43% FCF @ $83.57 oil --- We ***could*** get a Q3 surpriseI noticed an error in the calcs in my previous posts.. plz use the figure presented here.
I decided to draft up a quick calc to show why I own so much of this company (600,000 common and 400,000 mostly ITM options)
This just shows the FCF they can produce at current price.
The COP includes CAPEX
EDIT: 'Production' is for the year
For VET, the actual #'s are a bit different when u take WCSB gas and TTF into account, but for simplicity, i just used Oil price on all their BOE's
(they are 50/40/10 oil/NG/Distillate)
.. this may seem aggressive, but I also ignored their Brent pricing, Brent + $10 on their AUS production... so i figured it more or less balanced out
Again, the goal here is simple presentation
At $83.57 WTI and $53.95 COP (including ~$375,000,000 CAPEX), FCF is $943,380,000 over 12 months.

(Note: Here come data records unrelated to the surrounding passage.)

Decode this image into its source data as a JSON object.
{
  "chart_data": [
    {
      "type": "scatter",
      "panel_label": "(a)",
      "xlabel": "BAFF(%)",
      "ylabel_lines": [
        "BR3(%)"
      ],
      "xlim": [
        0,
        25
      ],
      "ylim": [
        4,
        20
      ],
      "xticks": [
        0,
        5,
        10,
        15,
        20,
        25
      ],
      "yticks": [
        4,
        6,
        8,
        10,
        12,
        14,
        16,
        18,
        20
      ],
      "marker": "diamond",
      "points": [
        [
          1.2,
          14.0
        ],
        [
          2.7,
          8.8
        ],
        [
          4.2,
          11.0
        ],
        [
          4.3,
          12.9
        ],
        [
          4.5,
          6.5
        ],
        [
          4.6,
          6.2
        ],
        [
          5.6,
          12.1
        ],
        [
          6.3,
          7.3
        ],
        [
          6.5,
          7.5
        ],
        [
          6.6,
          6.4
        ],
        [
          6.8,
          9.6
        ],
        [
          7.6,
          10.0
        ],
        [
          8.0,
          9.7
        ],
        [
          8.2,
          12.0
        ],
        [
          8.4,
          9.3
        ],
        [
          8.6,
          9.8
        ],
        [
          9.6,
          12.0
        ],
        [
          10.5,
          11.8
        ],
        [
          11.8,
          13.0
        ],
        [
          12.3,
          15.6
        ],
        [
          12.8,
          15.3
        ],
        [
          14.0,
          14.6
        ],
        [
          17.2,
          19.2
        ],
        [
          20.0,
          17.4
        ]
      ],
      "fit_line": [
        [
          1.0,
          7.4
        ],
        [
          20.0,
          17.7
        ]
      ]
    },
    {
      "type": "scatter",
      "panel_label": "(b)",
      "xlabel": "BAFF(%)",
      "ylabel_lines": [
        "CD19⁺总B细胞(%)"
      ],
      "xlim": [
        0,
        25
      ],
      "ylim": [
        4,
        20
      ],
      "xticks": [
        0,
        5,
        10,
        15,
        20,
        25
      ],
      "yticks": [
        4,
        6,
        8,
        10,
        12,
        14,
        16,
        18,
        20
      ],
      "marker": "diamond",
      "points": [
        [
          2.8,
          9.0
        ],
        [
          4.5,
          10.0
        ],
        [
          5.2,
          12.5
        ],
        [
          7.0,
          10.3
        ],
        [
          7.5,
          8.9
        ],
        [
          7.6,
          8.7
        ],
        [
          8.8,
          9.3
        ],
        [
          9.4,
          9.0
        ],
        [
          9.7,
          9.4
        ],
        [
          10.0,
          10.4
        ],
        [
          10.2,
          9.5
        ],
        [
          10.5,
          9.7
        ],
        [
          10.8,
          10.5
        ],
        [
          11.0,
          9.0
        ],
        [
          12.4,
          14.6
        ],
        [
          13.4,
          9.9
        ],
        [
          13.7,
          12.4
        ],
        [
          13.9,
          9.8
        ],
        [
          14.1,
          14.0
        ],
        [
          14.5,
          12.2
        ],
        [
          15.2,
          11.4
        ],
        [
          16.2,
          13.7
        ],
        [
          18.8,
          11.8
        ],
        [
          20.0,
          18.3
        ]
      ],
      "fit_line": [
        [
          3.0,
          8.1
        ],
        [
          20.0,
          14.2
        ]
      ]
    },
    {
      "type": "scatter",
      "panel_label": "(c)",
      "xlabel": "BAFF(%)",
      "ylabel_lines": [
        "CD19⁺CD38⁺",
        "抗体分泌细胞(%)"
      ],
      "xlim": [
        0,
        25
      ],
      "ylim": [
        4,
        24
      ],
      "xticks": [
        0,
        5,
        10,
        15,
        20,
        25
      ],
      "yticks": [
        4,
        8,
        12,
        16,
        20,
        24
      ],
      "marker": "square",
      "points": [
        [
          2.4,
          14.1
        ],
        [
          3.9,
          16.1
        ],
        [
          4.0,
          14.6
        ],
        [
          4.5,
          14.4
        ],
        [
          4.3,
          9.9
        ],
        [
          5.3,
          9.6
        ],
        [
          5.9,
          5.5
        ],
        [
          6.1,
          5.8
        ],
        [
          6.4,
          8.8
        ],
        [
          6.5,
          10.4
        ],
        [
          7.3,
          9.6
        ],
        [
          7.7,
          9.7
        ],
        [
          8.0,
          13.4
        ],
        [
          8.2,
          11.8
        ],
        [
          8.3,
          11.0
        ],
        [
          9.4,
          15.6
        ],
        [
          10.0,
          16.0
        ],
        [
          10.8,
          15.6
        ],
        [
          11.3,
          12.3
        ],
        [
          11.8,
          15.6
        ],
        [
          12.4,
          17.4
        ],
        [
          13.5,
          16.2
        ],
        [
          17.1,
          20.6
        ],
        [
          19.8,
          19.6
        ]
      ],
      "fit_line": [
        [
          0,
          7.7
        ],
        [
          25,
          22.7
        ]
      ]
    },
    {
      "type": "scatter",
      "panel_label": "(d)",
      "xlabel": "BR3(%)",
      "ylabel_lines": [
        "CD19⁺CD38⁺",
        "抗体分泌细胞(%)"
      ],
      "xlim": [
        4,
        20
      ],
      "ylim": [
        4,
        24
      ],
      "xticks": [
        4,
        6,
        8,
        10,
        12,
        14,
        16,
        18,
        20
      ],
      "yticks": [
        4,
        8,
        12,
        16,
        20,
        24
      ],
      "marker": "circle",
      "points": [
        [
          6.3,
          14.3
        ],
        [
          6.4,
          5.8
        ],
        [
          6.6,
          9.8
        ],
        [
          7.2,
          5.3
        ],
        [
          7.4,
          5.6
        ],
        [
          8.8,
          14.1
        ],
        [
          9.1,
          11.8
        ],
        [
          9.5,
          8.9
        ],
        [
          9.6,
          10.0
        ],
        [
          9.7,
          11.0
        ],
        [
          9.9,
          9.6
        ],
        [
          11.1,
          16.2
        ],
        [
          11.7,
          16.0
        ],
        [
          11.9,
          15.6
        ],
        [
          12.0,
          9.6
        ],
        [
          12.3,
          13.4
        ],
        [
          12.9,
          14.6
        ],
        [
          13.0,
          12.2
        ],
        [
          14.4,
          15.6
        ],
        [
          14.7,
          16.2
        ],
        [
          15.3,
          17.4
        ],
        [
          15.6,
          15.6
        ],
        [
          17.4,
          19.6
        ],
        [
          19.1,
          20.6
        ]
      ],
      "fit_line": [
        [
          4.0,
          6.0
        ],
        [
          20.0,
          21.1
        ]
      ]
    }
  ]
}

They will be under their 1.5x debt/FFO right NOW.
-----> ratio = $1,789,000,000 / $1,318,000,000...([86,000 * 365] * $42{slides}) = 1.36x
On that note, I expect the FULL div to be back in conjunction with Q4 ER in March....
....but seeing as how they are making ~ $40 bbl FCF, a 5 cent montly starter div would be nothin.... [60 cents /share vs FCF potential of $5.82]
That starter div would be $97 mm for 12 months.